H.R. 3884, or the Marijuana Opportunity Reinvestment and Expungement (MORE) Act was passed with a vote of 228 to 164, with all but six yes votes coming from Democrats. 38 members of the House, including House Speaker Nancy Pelosi and House Minority Leader Kevin McCarthy, did not vote.
"I am extremely proud that my legislation, the MORE Act, passed in the House of Representatives today with a historic, bipartisan vote," said House Judiciary Chairman Jerry Nadler, who sponsored the act.
"For far too long, we have treated marijuana as a criminal justice problem instead of as a matter of personal choice and public health," he added. "Growing recognition in the states shows that the status quo on this issue is unacceptable. My legislation will reverse the failed policy of criminalizing marijuana on the federal level and will take long-overdue steps to address the heavy toll the War on Drugs has taken across the country, particularly on communities of color."
The MORE Act will decriminalize marijuana at the federal level by removing it from the Controlled Substances Act. This removal will also apply retroactively to prior and pending convictions while also enabling states to set their own policies. In recent years, a growing number of states have taken action to either allow marijuana for medical use or outright decriminalize it, clashing with federal policy.
The bill would also establish a taxing system for cannabis products.
The new bill has seen the support of Senate Minority Leader Chuck Schumer, but it may face hurdles being passed in the Republican-led Senate.
Critics, including those in the House, have noted that while the bill would have a positive effect, it does have numerous loopholes.
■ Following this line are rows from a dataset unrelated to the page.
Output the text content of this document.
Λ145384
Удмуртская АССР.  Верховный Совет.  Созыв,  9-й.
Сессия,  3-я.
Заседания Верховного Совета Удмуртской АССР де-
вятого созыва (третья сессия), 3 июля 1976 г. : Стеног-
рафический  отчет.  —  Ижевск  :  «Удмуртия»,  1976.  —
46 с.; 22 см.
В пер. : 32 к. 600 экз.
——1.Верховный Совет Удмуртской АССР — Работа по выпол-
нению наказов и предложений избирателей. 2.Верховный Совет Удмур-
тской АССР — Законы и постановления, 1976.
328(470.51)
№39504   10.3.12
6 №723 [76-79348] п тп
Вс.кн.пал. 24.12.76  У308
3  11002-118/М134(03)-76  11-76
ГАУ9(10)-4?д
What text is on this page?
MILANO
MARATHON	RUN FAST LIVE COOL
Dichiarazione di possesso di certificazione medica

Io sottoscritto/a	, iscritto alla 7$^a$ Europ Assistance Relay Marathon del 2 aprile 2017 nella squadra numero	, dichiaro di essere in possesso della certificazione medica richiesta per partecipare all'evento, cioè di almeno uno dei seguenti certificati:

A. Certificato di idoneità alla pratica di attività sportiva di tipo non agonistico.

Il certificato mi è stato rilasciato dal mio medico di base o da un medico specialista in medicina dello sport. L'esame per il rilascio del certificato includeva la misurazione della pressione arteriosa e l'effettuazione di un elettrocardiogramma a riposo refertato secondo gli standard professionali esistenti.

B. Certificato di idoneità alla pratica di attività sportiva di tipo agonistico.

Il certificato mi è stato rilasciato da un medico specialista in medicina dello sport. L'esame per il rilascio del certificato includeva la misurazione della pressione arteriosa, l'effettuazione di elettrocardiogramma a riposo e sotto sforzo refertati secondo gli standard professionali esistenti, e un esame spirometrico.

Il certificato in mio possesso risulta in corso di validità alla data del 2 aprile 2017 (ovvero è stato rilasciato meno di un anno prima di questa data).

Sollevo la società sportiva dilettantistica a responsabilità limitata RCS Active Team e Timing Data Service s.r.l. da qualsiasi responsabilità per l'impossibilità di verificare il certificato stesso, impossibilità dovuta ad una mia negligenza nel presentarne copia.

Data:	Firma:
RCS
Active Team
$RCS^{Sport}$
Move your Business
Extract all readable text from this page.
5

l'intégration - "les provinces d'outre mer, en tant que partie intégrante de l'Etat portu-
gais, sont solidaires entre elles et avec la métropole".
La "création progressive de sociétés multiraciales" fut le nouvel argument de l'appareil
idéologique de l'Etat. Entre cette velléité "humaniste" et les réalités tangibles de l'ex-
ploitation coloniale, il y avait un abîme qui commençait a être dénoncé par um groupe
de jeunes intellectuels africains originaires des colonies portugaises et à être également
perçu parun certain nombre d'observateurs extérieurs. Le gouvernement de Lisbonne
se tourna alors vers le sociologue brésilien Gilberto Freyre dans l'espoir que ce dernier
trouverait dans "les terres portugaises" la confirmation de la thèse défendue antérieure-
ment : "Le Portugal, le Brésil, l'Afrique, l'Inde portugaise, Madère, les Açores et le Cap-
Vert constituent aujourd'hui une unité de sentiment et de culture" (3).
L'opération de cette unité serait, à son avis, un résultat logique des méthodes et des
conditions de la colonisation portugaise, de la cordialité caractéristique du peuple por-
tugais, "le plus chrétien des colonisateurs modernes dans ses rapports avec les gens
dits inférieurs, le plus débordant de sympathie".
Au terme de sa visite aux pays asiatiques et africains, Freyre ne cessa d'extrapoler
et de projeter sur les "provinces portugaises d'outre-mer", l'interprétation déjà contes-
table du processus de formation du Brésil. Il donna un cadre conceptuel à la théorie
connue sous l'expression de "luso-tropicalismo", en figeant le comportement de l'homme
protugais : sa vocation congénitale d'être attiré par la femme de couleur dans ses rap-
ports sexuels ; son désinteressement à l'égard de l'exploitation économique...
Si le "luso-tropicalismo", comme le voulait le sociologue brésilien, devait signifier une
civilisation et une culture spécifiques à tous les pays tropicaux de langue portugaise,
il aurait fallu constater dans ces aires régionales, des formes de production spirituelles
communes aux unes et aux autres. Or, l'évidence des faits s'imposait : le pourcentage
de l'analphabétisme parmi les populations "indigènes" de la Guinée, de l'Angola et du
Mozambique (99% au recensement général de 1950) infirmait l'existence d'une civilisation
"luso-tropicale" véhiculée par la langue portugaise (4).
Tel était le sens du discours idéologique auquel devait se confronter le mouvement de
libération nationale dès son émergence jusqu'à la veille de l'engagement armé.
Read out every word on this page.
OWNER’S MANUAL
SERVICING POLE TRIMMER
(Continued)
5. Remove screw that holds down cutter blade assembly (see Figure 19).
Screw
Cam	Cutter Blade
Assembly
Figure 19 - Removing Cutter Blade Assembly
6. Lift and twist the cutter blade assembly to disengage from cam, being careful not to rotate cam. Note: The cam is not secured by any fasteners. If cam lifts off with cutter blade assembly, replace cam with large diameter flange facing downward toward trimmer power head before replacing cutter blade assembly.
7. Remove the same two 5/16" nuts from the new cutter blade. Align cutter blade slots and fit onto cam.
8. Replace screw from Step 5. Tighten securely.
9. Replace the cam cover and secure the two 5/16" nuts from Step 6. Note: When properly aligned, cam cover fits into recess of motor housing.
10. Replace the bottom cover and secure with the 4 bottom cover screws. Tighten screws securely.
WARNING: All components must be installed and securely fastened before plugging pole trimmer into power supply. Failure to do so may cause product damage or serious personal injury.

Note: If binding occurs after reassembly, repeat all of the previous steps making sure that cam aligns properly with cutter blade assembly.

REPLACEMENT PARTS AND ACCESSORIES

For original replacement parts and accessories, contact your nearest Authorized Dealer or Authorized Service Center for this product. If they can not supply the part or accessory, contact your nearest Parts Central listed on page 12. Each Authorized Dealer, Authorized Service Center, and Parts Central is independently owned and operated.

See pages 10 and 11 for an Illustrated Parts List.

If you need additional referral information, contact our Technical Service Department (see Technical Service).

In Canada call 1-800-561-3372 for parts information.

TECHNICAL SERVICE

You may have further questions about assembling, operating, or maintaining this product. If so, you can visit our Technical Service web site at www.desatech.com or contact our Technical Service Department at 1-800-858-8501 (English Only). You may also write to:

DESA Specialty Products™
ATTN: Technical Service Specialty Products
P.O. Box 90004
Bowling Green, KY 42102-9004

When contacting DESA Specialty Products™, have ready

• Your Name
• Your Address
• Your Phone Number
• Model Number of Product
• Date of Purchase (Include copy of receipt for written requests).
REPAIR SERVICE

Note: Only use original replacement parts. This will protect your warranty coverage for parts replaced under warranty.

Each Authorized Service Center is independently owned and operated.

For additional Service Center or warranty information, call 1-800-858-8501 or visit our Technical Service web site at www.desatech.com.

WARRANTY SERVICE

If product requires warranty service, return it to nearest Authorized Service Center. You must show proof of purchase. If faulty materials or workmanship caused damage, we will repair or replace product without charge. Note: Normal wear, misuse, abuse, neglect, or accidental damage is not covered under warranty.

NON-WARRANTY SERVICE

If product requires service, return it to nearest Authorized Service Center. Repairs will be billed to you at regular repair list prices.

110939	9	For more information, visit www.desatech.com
"As a practicing physician for over 30 years, this bill deeply troubles me, especially with its research implications for our youth population," said Rep. Gregory Murphy. "The bill fails to set any standards to have THC concentrates or edibles from getting in the hands of adolescents and young adults whose brains are still growing."
THC, or tetrahydrocannabinol, is the chemical in marijuana that produces psychological it's ingested.
Murphy cited a study that said that THC could be the main culprit in psychosis and schizophrenia as well as another that linked increased psychosis to cannabis use. In addition, he also pointed out that Surgeon General Jerome Adams has stated that there are serious health risks associated with marijuana use during adolescence and during pregnancy.
Senate Majority Leader Mitch McConnell took a shot at the bill, saying: "the House of Representatives is spending this week on pressing issues like marijuana. You know, serious and important legislation befitting this national crisis."
People in the cannabis industry have welcomed the MORE act, but, in light of its slim chances in the Senate, have called it "largely symbolic."
Arun Kurichety, chief operating officer and general counsel for cannabis marketing agency Petalfast told CNBC that the act was more a symbolic step in the right direction.
"The passage of the MORE Act is a great step in terms of recognizing the injustices present in the criminal justice system, but unfortunately, this is all largely symbolic as the bill has little chance of passing the Senate - until and unless - the Democrats are able to secure a majority in the Senate," Kurichety said. "Hopefully, this act will help continue to shed a light on reversing injustices and promote additional growth in the industry as reflected by the public support and passage of various state laws legalizing cannabis."
That said, Kurichety stated that it wouldn't just be cannabis business owners and customers who would benefit from the MORE Act if it passed. He stated that the federal government stood to lose out as well in terms of potential revenue. (Related: Almost half of Americans support marijuana legalization.)
"Absent any action, the federal government will continue to lose out on potentially millions of dollars of tax revenue and impede the creation of millions of jobs, which becomes more glaring in the midst of a global pandemic and a recession," he said.
With this in mind, he suggested that even if the bill doesn't pass, local governments would still look to pursue its legalization, stating: "that cities and states will continue to examine their laws and policies and make more meaningful change at the local level."